Which employers need insurance and which ones don't?

All employers that have three-plus employees -- including employers that are sole proprietors, corporations, partnerships and limited liability companies -- must maintain workers' compensation insurance. Alternatively, the employer needs to satisfy the requirements for being self-insured.

This requirement applies to all employees except for:

  • "Casual employees" whose employment doesn't fall under the trade of services offered by the employer;
  • Certain railroad employees; domestic servants working for a household; farm workers at farms with fewer than 10 full-time workers;
  • Federal employers in North Carolina; and
  • Those who are selling agricultural products on a commission basis on behalf of the farmers or producers of the products.

It's important to note that sole proprietors with their own businesses, and LLC members or partners will not be counted as one of the three employers that will trigger the workers' compensation requirements. Also, it's important to note that businesses with employees who work in the presence of radiation -- even if they just have one employee -- must maintain workers' compensation insurance.

What if the employees are "independent contractors?"
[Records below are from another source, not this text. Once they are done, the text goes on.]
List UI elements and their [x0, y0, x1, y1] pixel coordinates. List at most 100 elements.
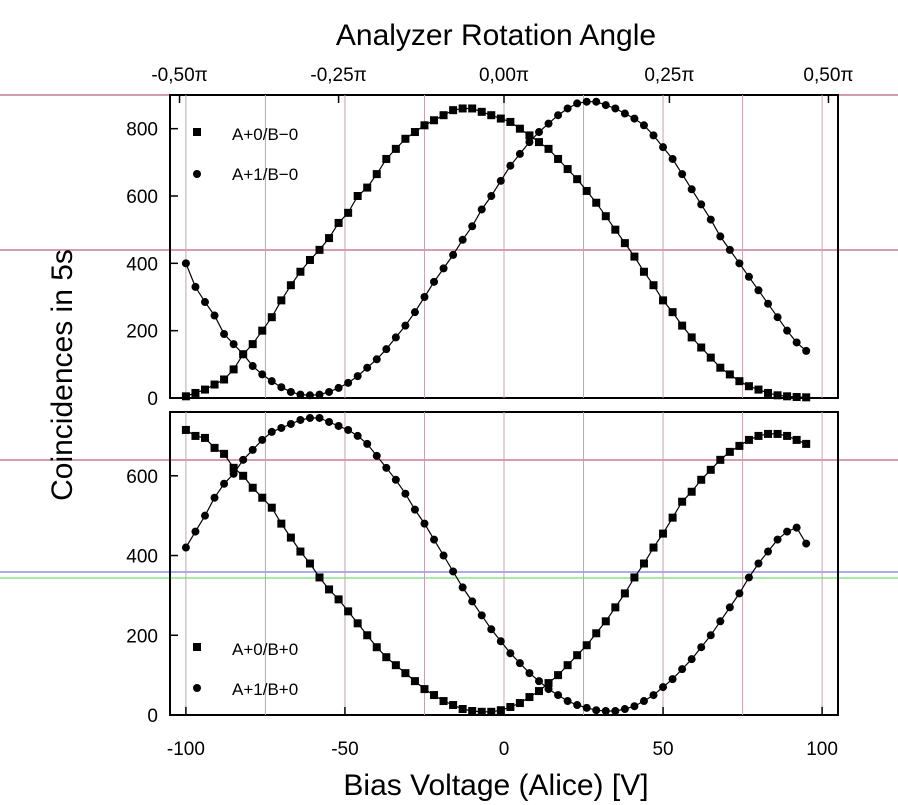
data-point-circle — [325, 387, 334, 396]
data-point-circle — [563, 697, 572, 706]
data-point-circle — [477, 611, 486, 620]
data-point-circle — [659, 683, 668, 692]
y-tick-label: 200 — [126, 322, 158, 343]
data-point-square — [267, 313, 276, 322]
y-tick-label: 0 — [147, 389, 158, 410]
data-point-circle — [678, 665, 687, 674]
data-point-square — [668, 308, 677, 317]
data-point-circle — [487, 192, 496, 200]
data-point-circle — [783, 326, 792, 335]
data-point-square — [716, 363, 725, 372]
data-point-square — [258, 493, 267, 502]
data-point-square — [744, 382, 753, 391]
data-point-square — [391, 144, 400, 153]
data-point-square — [744, 435, 753, 444]
data-point-circle — [792, 523, 801, 532]
data-point-square — [382, 653, 391, 662]
data-point-circle — [573, 99, 582, 108]
top-tick-label: 0,50π — [803, 65, 853, 86]
x-tick-label: 100 — [806, 739, 838, 760]
data-point-circle — [754, 286, 763, 295]
data-point-circle — [744, 573, 753, 582]
data-point-circle — [496, 637, 505, 646]
data-point-square — [439, 111, 448, 120]
data-point-circle — [525, 669, 534, 678]
data-point-circle — [382, 463, 391, 472]
data-point-square — [181, 392, 190, 401]
data-point-circle — [420, 293, 429, 301]
data-point-square — [325, 234, 334, 243]
data-point-square — [277, 519, 286, 528]
data-point-circle — [697, 200, 706, 209]
data-point-circle — [277, 423, 286, 432]
legend-label-bottom-2: A+1/B+0 — [232, 680, 298, 699]
data-point-circle — [181, 259, 190, 268]
top-tick-label: -0,50π — [151, 65, 207, 86]
data-point-circle — [630, 114, 639, 123]
data-point-square — [659, 296, 668, 305]
y-tick-label: 600 — [126, 467, 158, 488]
data-point-square — [401, 134, 410, 143]
x-tick-label: 50 — [652, 739, 673, 760]
data-point-square — [420, 121, 429, 130]
data-point-circle — [668, 154, 677, 163]
data-point-circle — [430, 535, 439, 544]
data-point-square — [334, 595, 343, 604]
data-point-circle — [344, 378, 353, 387]
bottom-x-ticks: -100 -50 0 50 100 — [167, 707, 838, 760]
data-point-circle — [353, 431, 362, 440]
data-point-circle — [515, 149, 524, 158]
data-point-square — [506, 117, 515, 126]
y-tick-label: 800 — [126, 120, 158, 141]
data-point-circle — [544, 685, 553, 694]
data-point-circle — [554, 111, 563, 120]
data-point-circle — [191, 282, 200, 291]
data-point-square — [286, 533, 295, 542]
data-point-square — [344, 607, 353, 616]
data-point-circle — [639, 697, 648, 706]
data-point-square — [534, 687, 543, 696]
data-point-circle — [592, 706, 601, 715]
data-point-square — [792, 392, 801, 401]
data-point-circle — [248, 445, 257, 454]
data-point-square — [220, 449, 229, 458]
data-point-square — [639, 267, 648, 276]
data-point-square — [620, 589, 629, 598]
data-point-square — [534, 138, 543, 147]
data-point-square — [649, 281, 658, 290]
data-point-circle — [296, 390, 305, 399]
data-point-square — [802, 439, 811, 448]
data-point-circle — [325, 417, 334, 426]
x-axis-title: Bias Voltage (Alice) [V] — [343, 769, 648, 802]
data-point-square — [210, 380, 219, 389]
data-point-square — [487, 707, 496, 716]
data-point-circle — [620, 705, 629, 714]
data-point-circle — [372, 451, 381, 460]
data-point-square — [764, 429, 773, 438]
data-point-square — [191, 388, 200, 397]
data-point-circle — [506, 161, 515, 170]
data-point-square — [563, 661, 572, 670]
data-point-circle — [200, 511, 209, 520]
data-point-circle — [267, 427, 276, 436]
data-point-circle — [420, 519, 429, 528]
data-point-square — [659, 529, 668, 538]
data-point-square — [563, 165, 572, 174]
data-point-square — [258, 326, 267, 335]
legend-marker-square — [193, 643, 201, 651]
top-x-ticks: -0,50π -0,25π 0,00π 0,25π 0,50π — [151, 65, 854, 103]
data-point-square — [620, 239, 629, 248]
data-point-circle — [239, 350, 248, 359]
data-point-square — [229, 463, 238, 472]
bottom-grid — [185, 412, 823, 715]
data-point-circle — [687, 185, 696, 194]
data-point-circle — [468, 597, 477, 606]
data-point-square — [430, 116, 439, 125]
x-tick-label: -50 — [331, 739, 358, 760]
data-point-square — [525, 693, 534, 702]
top-axis-title: Analyzer Rotation Angle — [336, 19, 656, 52]
fit-curve-2 — [185, 417, 807, 712]
legend-label-top-2: A+1/B−0 — [232, 165, 298, 184]
data-point-circle — [525, 138, 534, 147]
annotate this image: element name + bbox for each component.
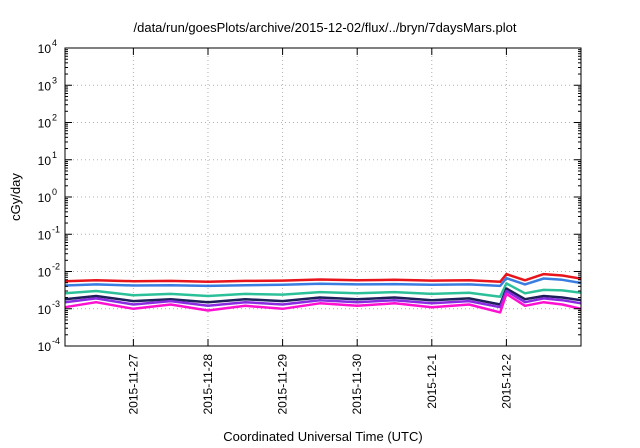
x-tick-label: 2015-11-27 bbox=[126, 354, 140, 415]
y-tick-label: 10 bbox=[38, 117, 52, 131]
y-tick-exponent: 2 bbox=[52, 113, 57, 123]
y-axis-label: cGy/day bbox=[8, 173, 23, 221]
x-tick-label: 2015-12-1 bbox=[425, 354, 439, 409]
series-group bbox=[64, 272, 582, 314]
y-tick-exponent: 4 bbox=[52, 38, 57, 48]
y-tick-exponent: -4 bbox=[52, 336, 60, 346]
y-tick-label: 10 bbox=[38, 340, 52, 354]
y-tick-label: 10 bbox=[38, 154, 52, 168]
y-tick-label: 10 bbox=[38, 266, 52, 280]
y-tick-exponent: -2 bbox=[52, 262, 60, 272]
y-tick-label: 10 bbox=[38, 191, 52, 205]
chart-title: /data/run/goesPlots/archive/2015-12-02/f… bbox=[134, 20, 517, 35]
series-line bbox=[64, 272, 582, 284]
x-tick-label: 2015-11-29 bbox=[276, 354, 290, 415]
y-tick-label: 10 bbox=[38, 42, 52, 56]
y-tick-exponent: -3 bbox=[52, 299, 60, 309]
x-axis: 2015-11-27 2015-11-28 2015-11-29 2015-11-30… bbox=[126, 48, 513, 415]
series-line bbox=[64, 282, 582, 298]
x-axis-label: Coordinated Universal Time (UTC) bbox=[223, 429, 422, 444]
y-tick-label: 10 bbox=[38, 228, 52, 242]
y-tick-exponent: 1 bbox=[52, 150, 57, 160]
y-tick-label: 10 bbox=[38, 79, 52, 93]
y-tick-label: 10 bbox=[38, 303, 52, 317]
y-tick-exponent: 0 bbox=[52, 187, 57, 197]
series-line bbox=[64, 276, 582, 288]
y-tick-exponent: 3 bbox=[52, 75, 57, 85]
x-tick-label: 2015-11-30 bbox=[350, 354, 364, 415]
x-tick-label: 2015-12-2 bbox=[499, 354, 513, 409]
series-line bbox=[64, 292, 582, 314]
x-tick-label: 2015-11-28 bbox=[201, 354, 215, 415]
series-line bbox=[64, 289, 582, 309]
series-line bbox=[64, 287, 582, 306]
y-tick-exponent: -1 bbox=[52, 224, 60, 234]
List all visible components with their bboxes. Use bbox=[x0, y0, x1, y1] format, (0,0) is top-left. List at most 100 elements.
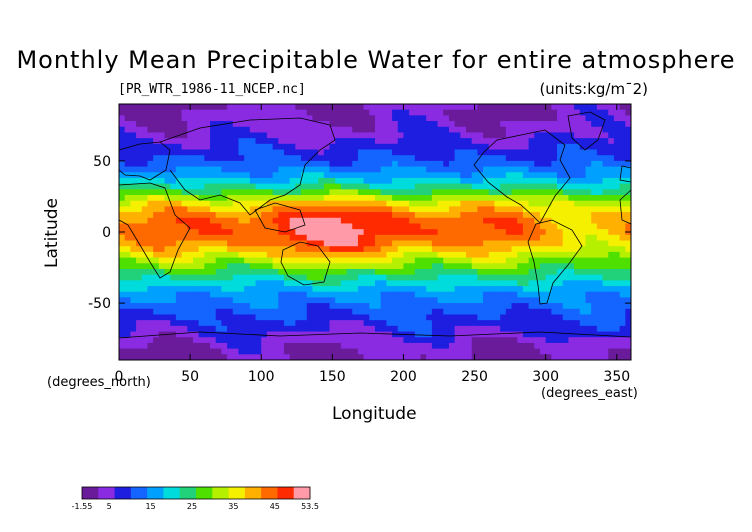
heatmap-cell bbox=[454, 314, 461, 321]
heatmap-cell bbox=[255, 325, 262, 333]
heatmap-cell bbox=[522, 229, 530, 236]
heatmap-cell bbox=[210, 149, 217, 156]
heatmap-cell bbox=[409, 303, 416, 310]
heatmap-cell bbox=[301, 251, 308, 259]
heatmap-cell bbox=[471, 308, 478, 316]
heatmap-cell bbox=[414, 325, 422, 333]
heatmap-cell bbox=[312, 132, 319, 139]
heatmap-cell bbox=[426, 257, 433, 264]
heatmap-cell bbox=[295, 331, 302, 338]
heatmap-cell bbox=[625, 206, 631, 213]
heatmap-cell bbox=[392, 177, 399, 185]
heatmap-cell bbox=[545, 126, 552, 134]
heatmap-cell bbox=[153, 183, 160, 190]
heatmap-cell bbox=[409, 138, 416, 145]
heatmap-cell bbox=[397, 263, 405, 270]
heatmap-cell bbox=[335, 155, 342, 162]
heatmap-cell bbox=[283, 195, 291, 202]
heatmap-cell bbox=[608, 132, 615, 139]
heatmap-cell bbox=[375, 115, 382, 122]
heatmap-cell bbox=[511, 126, 518, 134]
heatmap-cell bbox=[204, 348, 211, 355]
heatmap-cell bbox=[431, 325, 439, 333]
heatmap-cell bbox=[494, 212, 501, 219]
heatmap-cell bbox=[158, 115, 166, 122]
heatmap-cell bbox=[380, 166, 387, 173]
heatmap-cell bbox=[505, 109, 513, 116]
heatmap-cell bbox=[232, 206, 240, 213]
heatmap-cell bbox=[539, 348, 547, 355]
heatmap-cell bbox=[170, 109, 177, 116]
heatmap-cell bbox=[238, 109, 245, 116]
heatmap-cell bbox=[153, 223, 160, 230]
heatmap-cell bbox=[483, 325, 490, 333]
heatmap-cell bbox=[625, 200, 631, 207]
heatmap-cell bbox=[608, 229, 615, 236]
heatmap-cell bbox=[124, 268, 131, 276]
heatmap-cell bbox=[585, 348, 592, 355]
heatmap-cell bbox=[283, 268, 291, 276]
heatmap-cell bbox=[551, 337, 558, 344]
heatmap-cell bbox=[164, 286, 171, 293]
heatmap-cell bbox=[625, 149, 631, 156]
heatmap-cell bbox=[448, 229, 456, 236]
heatmap-cell bbox=[454, 251, 461, 259]
heatmap-cell bbox=[147, 195, 154, 202]
heatmap-cell bbox=[443, 195, 450, 202]
heatmap-cell bbox=[278, 155, 285, 162]
heatmap-cell bbox=[460, 297, 467, 304]
heatmap-cell bbox=[232, 126, 240, 134]
heatmap-cell bbox=[403, 263, 410, 270]
heatmap-cell bbox=[431, 320, 439, 327]
heatmap-cell bbox=[380, 177, 387, 185]
heatmap-cell bbox=[557, 314, 564, 321]
heatmap-cell bbox=[591, 291, 598, 299]
heatmap-cell bbox=[318, 234, 325, 242]
heatmap-cell bbox=[511, 172, 518, 179]
heatmap-cell bbox=[511, 155, 518, 162]
heatmap-cell bbox=[369, 121, 376, 128]
heatmap-cell bbox=[409, 143, 416, 151]
heatmap-cell bbox=[551, 286, 558, 293]
heatmap-cell bbox=[249, 246, 257, 253]
heatmap-cell bbox=[511, 325, 518, 333]
heatmap-cell bbox=[500, 160, 507, 168]
heatmap-cell bbox=[301, 217, 308, 225]
heatmap-cell bbox=[534, 303, 541, 310]
heatmap-cell bbox=[244, 268, 251, 276]
heatmap-cell bbox=[562, 280, 570, 287]
heatmap-cell bbox=[164, 166, 171, 173]
heatmap-cell bbox=[557, 172, 564, 179]
heatmap-cell bbox=[431, 109, 439, 116]
heatmap-cell bbox=[403, 223, 410, 230]
colorbar-swatch bbox=[257, 487, 262, 499]
heatmap-cell bbox=[192, 257, 200, 264]
heatmap-cell bbox=[215, 132, 222, 139]
heatmap-cell bbox=[471, 172, 478, 179]
heatmap-cell bbox=[608, 109, 615, 116]
heatmap-cell bbox=[437, 126, 444, 134]
heatmap-cell bbox=[187, 206, 194, 213]
heatmap-cell bbox=[181, 217, 188, 225]
heatmap-cell bbox=[397, 115, 405, 122]
heatmap-cell bbox=[426, 342, 433, 350]
heatmap-cell bbox=[431, 195, 439, 202]
heatmap-cell bbox=[466, 166, 473, 173]
heatmap-cell bbox=[471, 109, 478, 116]
heatmap-cell bbox=[574, 223, 581, 230]
heatmap-cell bbox=[232, 183, 240, 190]
heatmap-cell bbox=[335, 172, 342, 179]
heatmap-cell bbox=[192, 109, 200, 116]
heatmap-cell bbox=[255, 183, 262, 190]
heatmap-cell bbox=[232, 223, 240, 230]
heatmap-cell bbox=[255, 149, 262, 156]
heatmap-cell bbox=[568, 320, 575, 327]
heatmap-cell bbox=[437, 246, 444, 253]
heatmap-cell bbox=[613, 342, 621, 350]
heatmap-cell bbox=[545, 246, 552, 253]
heatmap-cell bbox=[380, 263, 387, 270]
heatmap-cell bbox=[170, 177, 177, 185]
heatmap-cell bbox=[579, 274, 587, 281]
colorbar-swatch bbox=[159, 487, 164, 499]
heatmap-cell bbox=[392, 149, 399, 156]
Employers do not absolve themselves of liability for workers' compensation payments simply by trying to classify their employees as independent contractors. Only certain workers may be classified as "independent contractors" under North Carolina workers' compensation laws. Therefore, employers and employees alike should make sure they fully understand what their or their employees' true status is under the Workers' Compensation Act for the purpose of assessing the liability to pay injured worker benefits.